Update from Hong Leong Bank. BOCD’s mortgages account for approximately 20% of total loans with sector GIL ratio at <0.5%. Management has done a deep dive on the Chinese lender’s mortgage portfolio and BOCD has minimal lending exposure to projects facing completion delays on new houses – as flagged by various media sources. Where there is exposure, HL Bank said construction was still progressing, albeit with some delays. BOCD did not observe any delinquencies or NPLs on these loans. Management expects minimal NPL risks arising from a possible abandonment of projects. BOCD is also closely monitoring property developers that have reported negative news. The Chinese bank does not have any direct lending to companies that have reported defaults in their bond repayments.

Implications for HL Bank. Based on the information above and Fitch Ratings’ findings, it is believed that BOCD will not be adversely impacted by the mortgage boycott. The research house holds the opinion that the Chinese bank’s robust LLC ratio of >430%, which provides a strong buffer for any unexpected deterioration in asset quality. BOCD accounted for 24% of HL Bank’s 9MFY22 (Jun) pre-tax profits.

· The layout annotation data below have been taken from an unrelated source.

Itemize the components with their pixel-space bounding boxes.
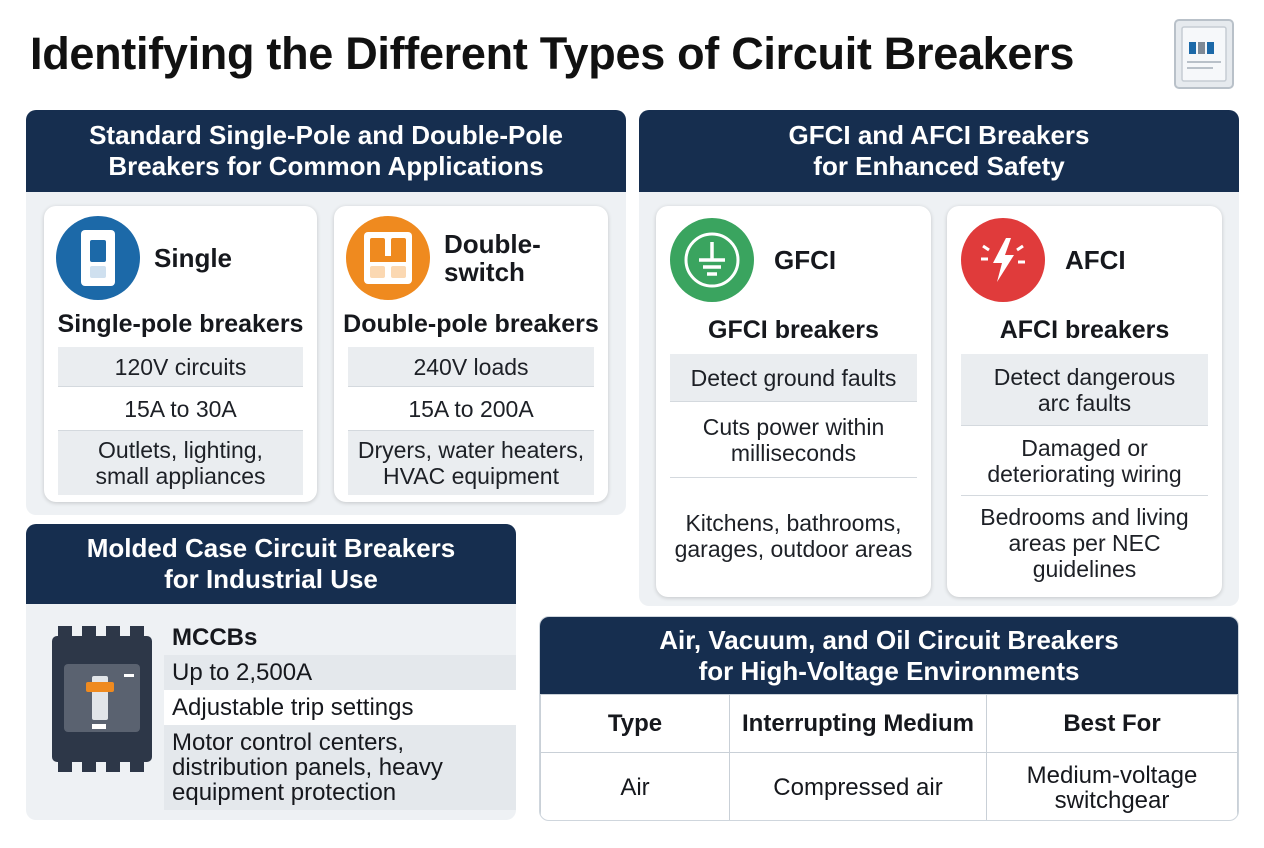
- spec-row: 120V circuits: [58, 347, 303, 387]
- spec-row: Detect ground faults: [670, 354, 917, 402]
- gfci-afci-section: GFCI and AFCI Breakers for Enhanced Safe…: [639, 110, 1239, 606]
- double-switch-icon: [346, 216, 430, 300]
- table-cell: Compressed air: [729, 752, 987, 820]
- section-header: Air, Vacuum, and Oil Circuit Breakers fo…: [540, 617, 1238, 694]
- list-item: Motor control centers, distribution pane…: [164, 725, 516, 810]
- spec-row: Outlets, lighting, small appliances: [58, 431, 303, 495]
- mccb-breaker-image: [52, 626, 152, 772]
- gfci-card: GFCI GFCI breakers Detect ground faults …: [656, 206, 931, 597]
- breaker-panel-icon: [1174, 19, 1234, 89]
- spec-row: 240V loads: [348, 347, 594, 387]
- table-header-row: Type Interrupting Medium Best For: [540, 694, 1238, 753]
- afci-card: AFCI AFCI breakers Detect dangerous arc …: [947, 206, 1222, 597]
- single-switch-icon: [56, 216, 140, 300]
- table-row: Air Compressed air Medium-voltage switch…: [540, 752, 1238, 820]
- mccb-section: Molded Case Circuit Breakers for Industr…: [26, 524, 516, 820]
- card-label: Double- switch: [444, 229, 541, 287]
- arc-fault-icon: [961, 218, 1045, 302]
- table-cell: Medium-voltage switchgear: [986, 752, 1238, 820]
- section-header: Molded Case Circuit Breakers for Industr…: [26, 524, 516, 604]
- card-label: AFCI: [1065, 245, 1126, 275]
- spec-row: Detect dangerous arc faults: [961, 354, 1208, 426]
- card-subtitle: Double-pole breakers: [343, 310, 599, 338]
- spec-row: Bedrooms and living areas per NEC guidel…: [980, 504, 1189, 582]
- spec-row: Dryers, water heaters, HVAC equipment: [348, 431, 594, 495]
- double-pole-card: Double- switch Double-pole breakers 240V…: [334, 206, 608, 502]
- mccb-spec-list: MCCBs Up to 2,500A Adjustable trip setti…: [164, 620, 516, 810]
- spec-row: Damaged or deteriorating wiring: [961, 426, 1208, 496]
- section-header: GFCI and AFCI Breakers for Enhanced Safe…: [639, 110, 1239, 192]
- table-cell: Air: [540, 752, 730, 820]
- mccb-title: MCCBs: [172, 624, 258, 651]
- spec-row: Kitchens, bathrooms, garages, outdoor ar…: [674, 510, 913, 562]
- high-voltage-section: Air, Vacuum, and Oil Circuit Breakers fo…: [539, 616, 1239, 821]
- column-header: Interrupting Medium: [729, 694, 987, 753]
- card-subtitle: GFCI breakers: [708, 316, 879, 344]
- standard-breakers-section: Standard Single-Pole and Double-Pole Bre…: [26, 110, 626, 515]
- list-item: Adjustable trip settings: [164, 690, 516, 725]
- column-header: Type: [540, 694, 730, 753]
- list-item: Up to 2,500A: [164, 655, 516, 690]
- card-label: GFCI: [774, 245, 837, 275]
- page-title: Identifying the Different Types of Circu…: [30, 28, 1075, 79]
- card-subtitle: AFCI breakers: [999, 316, 1170, 344]
- breaker-comparison-table: Type Interrupting Medium Best For Air Co…: [540, 694, 1238, 820]
- section-header: Standard Single-Pole and Double-Pole Bre…: [26, 110, 626, 192]
- spec-row: 15A to 200A: [348, 387, 594, 431]
- column-header: Best For: [986, 694, 1238, 753]
- single-pole-card: Single Single-pole breakers 120V circuit…: [44, 206, 317, 502]
- spec-row: 15A to 30A: [58, 387, 303, 431]
- ground-icon: [670, 218, 754, 302]
- spec-row: Cuts power within milliseconds: [670, 402, 917, 478]
- card-subtitle: Single-pole breakers: [57, 310, 304, 338]
- card-label: Single: [154, 243, 233, 273]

Hence, the research house has continued to maintain its BUY call and MYR23.70 TP on HL Bank. Their GGM-derived TP includes a 2% ESG premium, which is based on their proprietary in-house methodology.

Downside risks include: i) Weaker-than-expected loan growth, ii) softer-than-expected NIMs, iii) lower-than-expected non-II, and iv) lower-than-expected profits from BOCD.